Electric cars make getting around as a pedestrian increasingly impossible

Man's hand plugs electric car into home charging port
Man's hand plugs electric car into home charging port

Electric cars, as we are forever being told, are good for the environment, cleaning up city air and leading to fewer carbon emissions. Except, that is, when they are stopping people getting about on foot because their owners don’t want to use public chargers and are trying to save money by dangling charging cables across the pavement.

Anyone else getting fed up of having to step over these things? Whole neighbourhoods are becoming blighted by cables. And no, it is not alright, as with one house I passed this morning, to put up a bright yellow sign saying “trip hazard”. The hazard shouldn’t be there at all. If it is there next time I pass the house I have a good mind to stage a pratfall and then ring one of these no win, no fee lawyers.

It was entirely predictable that we would end up with electric car owners laying cables across the pavement, and yet, as with everything to do with net zero, the problem was ignored. The holy grail of net zero takes precedence over everything else.

According to the charging app ZapMap the average cost of charging an electric car at home is 24 pence per kilowatt-hour, compared with 80 pence for using a public charger. Inevitably the 8 million people who live in homes without off street parking are going to try to get away with charging at home, trying to possess the street in front of their homes in the process.

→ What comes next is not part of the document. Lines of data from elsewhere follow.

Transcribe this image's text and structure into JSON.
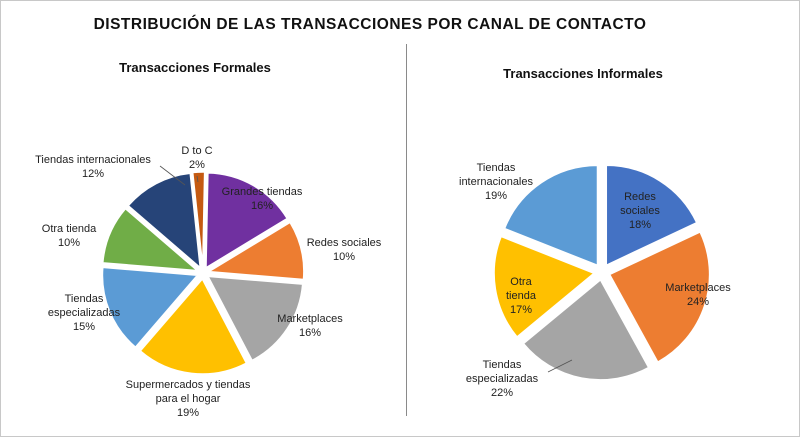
{
  "title": "DISTRIBUCIÓN DE LAS TRANSACCIONES POR CANAL DE CONTACTO",
  "chart_data": [
    {
      "type": "pie",
      "title": "Transacciones Formales",
      "slices": [
        {
          "label": "Grandes tiendas",
          "value": 16,
          "value_label": "16%",
          "color": "#7030a0"
        },
        {
          "label": "Redes sociales",
          "value": 10,
          "value_label": "10%",
          "color": "#ed7d31"
        },
        {
          "label": "Marketplaces",
          "value": 16,
          "value_label": "16%",
          "color": "#a5a5a5"
        },
        {
          "label": "Supermercados y tiendas para el hogar",
          "value": 19,
          "value_label": "19%",
          "color": "#ffc000"
        },
        {
          "label": "Tiendas especializadas",
          "value": 15,
          "value_label": "15%",
          "color": "#5b9bd5"
        },
        {
          "label": "Otra tienda",
          "value": 10,
          "value_label": "10%",
          "color": "#70ad47"
        },
        {
          "label": "Tiendas internacionales",
          "value": 12,
          "value_label": "12%",
          "color": "#264478"
        },
        {
          "label": "D to C",
          "value": 2,
          "value_label": "2%",
          "color": "#c55a11"
        }
      ]
    },
    {
      "type": "pie",
      "title": "Transacciones Informales",
      "slices": [
        {
          "label": "Redes sociales",
          "value": 18,
          "value_label": "18%",
          "color": "#4472c4"
        },
        {
          "label": "Marketplaces",
          "value": 24,
          "value_label": "24%",
          "color": "#ed7d31"
        },
        {
          "label": "Tiendas especializadas",
          "value": 22,
          "value_label": "22%",
          "color": "#a5a5a5"
        },
        {
          "label": "Otra tienda",
          "value": 17,
          "value_label": "17%",
          "color": "#ffc000"
        },
        {
          "label": "Tiendas internacionales",
          "value": 19,
          "value_label": "19%",
          "color": "#5b9bd5"
        }
      ]
    }
  ]
}
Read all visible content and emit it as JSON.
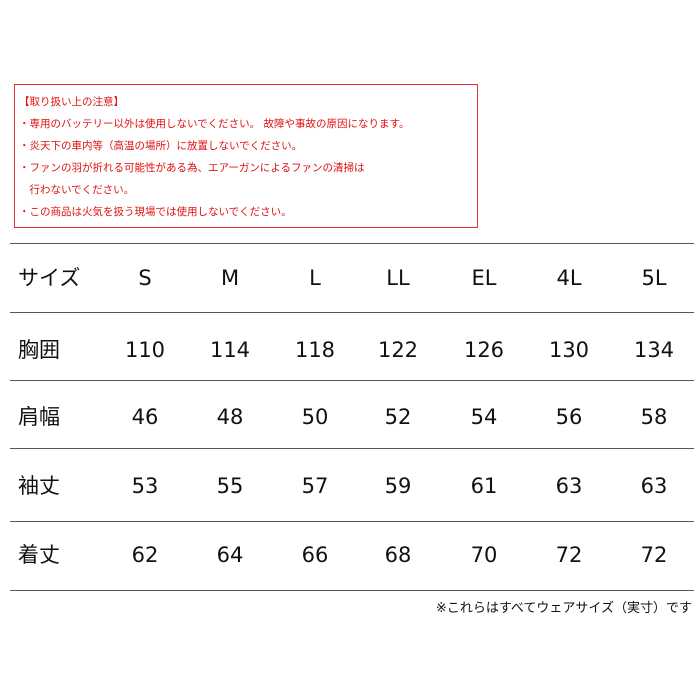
{
  "notice": {
    "title": "【取り扱い上の注意】",
    "lines": [
      "・専用のバッテリー以外は使用しないでください。 故障や事故の原因になります。",
      "・炎天下の車内等（高温の場所）に放置しないでください。",
      "・ファンの羽が折れる可能性がある為、エアーガンによるファンの清掃は",
      "　行わないでください。",
      "・この商品は火気を扱う現場では使用しないでください。"
    ]
  },
  "table": {
    "header": [
      "サイズ",
      "S",
      "M",
      "L",
      "LL",
      "EL",
      "4L",
      "5L"
    ],
    "rows": [
      [
        "胸囲",
        110,
        114,
        118,
        122,
        126,
        130,
        134
      ],
      [
        "肩幅",
        46,
        48,
        50,
        52,
        54,
        56,
        58
      ],
      [
        "袖丈",
        53,
        55,
        57,
        59,
        61,
        63,
        63
      ],
      [
        "着丈",
        62,
        64,
        66,
        68,
        70,
        72,
        72
      ]
    ]
  },
  "footnote": "※これらはすべてウェアサイズ（実寸）です"
}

There are companies which will dig you a little channel so that you can sink in your charging cable without tripping over pedestrians, but given that it costs £2000 a time, funnily enough motorists don’t want to pay that either.

Electric cars are completely incompatible with houses without off-street parking, but the government completely ignored this in its desperation to force them on us.

But it isn’t just the cables. Street chargers, too, are gradually gobbling up pavement space. Walking is by far the most environmentally friendly way of getting about towns, yet it is being made a misery by all the things which are supposed to be helping the environment.

Pavements are being taken over by eco-louts on e-scooters. Cycle paths which used to be tranquil, with just the odd cyclist, are now hell-holes full of people on e-bikes, which typically travel at far higher speeds.

If councils want to create environmentally friendly cities the first thing they should be doing is to clear the pavements of detritus: ev charging cables, e-scooter docking stations, e bikes, and bus shelters, too, while they are at it. The rest of us get wet when we go for a walk in the rain, so why should bus passengers have these pavement-blocking facilities provided for them at public expense?

Every public authority now seems to talk about their “walking strategy”. They could start by clearing pavements of obstacles, even if it means electric car owners having to pay more to recharge them.